Splicing reporters of Tpm1 exon three and Actn1 exon NM and SM were described in Gooding et al. (2013); Gromak et al. (2003). Myocd exon 2a and Flnb exon H1 splicing reporters were obtained by PCR amplification of the target exons and respective flanking intron regions from genomic PAC1 DNA, approximately 250 bp upstream and downstream for Myocd and 500 bp for Flnb. PCR products were subsequently cloned into XhoI/EcoRV and NotI/SphI sites of pCAGGs-EGFP vector, which contains a GFP expression cassette with an intron inserted into its second codon (Wollerton et al., 2004). Point mutations of the CAC motifs in the splicing reporters were generated by PCR using oligonucleotides that contained A to C mutations. Intronic regions containing CACs from Tpm1, Flnb and Myocd were PCR amplified and cloned into HindIII/EcoRI sites of pGEM4Z (Promega) for in vitro transcription. DNA constructs were confirmed by sequencing. All the oligonucleotides used for cloning and mutagenesis are found in Supplementary file 6.
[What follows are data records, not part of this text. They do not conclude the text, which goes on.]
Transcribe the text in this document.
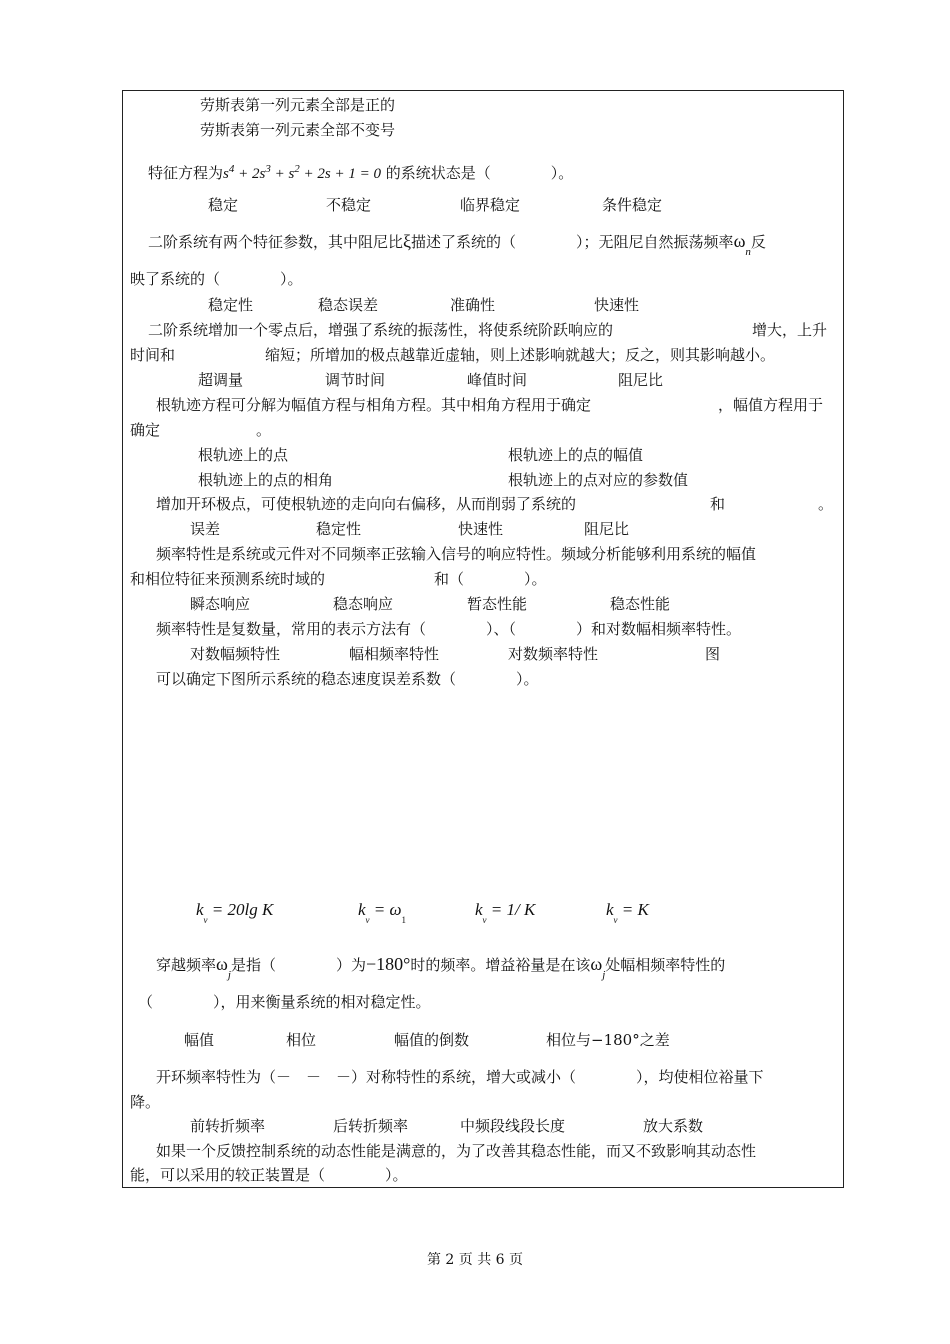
劳斯表第一列元素全部是正的
劳斯表第一列元素全部不变号
特征方程为$s^4 + 2s^3 + s^2 + 2s + 1 = 0$ 的系统状态是（　　　　）。
稳定	不稳定	临界稳定	条件稳定
二阶系统有两个特征参数，其中阻尼比ξ描述了系统的（　　　　）；无阻尼自然振荡频率$\omega_n$反
映了系统的（　　　　）。
稳定性	稳态误差	准确性	快速性
二阶系统增加一个零点后，增强了系统的振荡性，将使系统阶跃响应的	增大，上升
时间和	缩短；所增加的极点越靠近虚轴，则上述影响就越大；反之，则其影响越小。
超调量	调节时间	峰值时间	阻尼比
根轨迹方程可分解为幅值方程与相角方程。其中相角方程用于确定	，幅值方程用于
确定	。
根轨迹上的点	根轨迹上的点的幅值
根轨迹上的点的相角	根轨迹上的点对应的参数值
增加开环极点，可使根轨迹的走向向右偏移，从而削弱了系统的	和	。
误差	稳定性	快速性	阻尼比
频率特性是系统或元件对不同频率正弦输入信号的响应特性。频域分析能够利用系统的幅值
和相位特征来预测系统时域的	和（　　　　）。
瞬态响应	稳态响应	暂态性能	稳态性能
频率特性是复数量，常用的表示方法有（　　　　）、（　　　　）和对数幅相频率特性。
对数幅频特性	幅相频率特性	对数频率特性	图
可以确定下图所示系统的稳态速度误差系数（　　　　）。
$k_v = 20\lg$ K	$k_v = \omega_1$
$k_v = 1/$ K	$k_v = K$
穿越频率$\omega_j$是指（　　　　）为−180°时的频率。增益裕量是在该$\omega_j$处幅相频率特性的
（　　　　），用来衡量系统的相对稳定性。
幅值	相位	幅值的倒数	相位与−180°之差
开环频率特性为（－　－　－）对称特性的系统，增大或减小（　　　　），均使相位裕量下
降。
前转折频率	后转折频率	中频段线段长度	放大系数
如果一个反馈控制系统的动态性能是满意的，为了改善其稳态性能，而又不致影响其动态性
能，可以采用的较正装置是（　　　　）。
第 2 页 共 6 页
Cell culture, transfection and inducible lentiviral cells
Request a detailed protocolAll cell lines were tested for mycoplasma contamination by RNA capture ELISA, and tested negative. Rat PAC1 pulmonary artery SMCs (Rothman et al., 1992) were grown to a more differentiated or proliferative state as described in Llorian et al. (2016). HEK293 and HEK293T cells were cultured following standard procedures. Rbpms siRNA mediated knockdown in PAC1 cells was performed as in Llorian et al. (2016). Briefly, 105 differentiated PAC1 cells were seeded in a six well plate. After 24 hr, cells were transfected using oligofectamine reagent (Invitrogen) and 90 pmols of Stealth siRNAs from Thermo Fisher Scientific (siRNA1: RSS363828, GGCGGCAAAGCCGAGAAGGAGAACA). A second treatment was performed after 24 hr using lipofectamine2000 (Thermo Fisher) and siRNA at the same concentration of the first treatment. Total RNA and protein were harvested 48 hr after the second knockdown. C2 scrambled siRNA was used as a control in the knockdown experiments (Dharmacon, C2 custom siRNA, AAGGUCCGGCUCCCCCAAAUG). To assess morphological changes in PAC1 cells upon RBPMS knockdown, the last siRNA treatment with lipofectamine2000 was repeated 48 hr after the second knockdown. PAC1 cells were then assessed 48 hr after the last treatment (120 hr after first siRNA treatment).
For Mbnl1 and Mbnl2 siRNA knockdown, the Mbnl1 THH2 siRNA (CACGGAAUGUAAAUUUGCAUU) and Mbnl2 specific siRNA (Dharmacon, GAAGAGUAAUUGCCUGCUUUU) were used (Gooding et al., 2013).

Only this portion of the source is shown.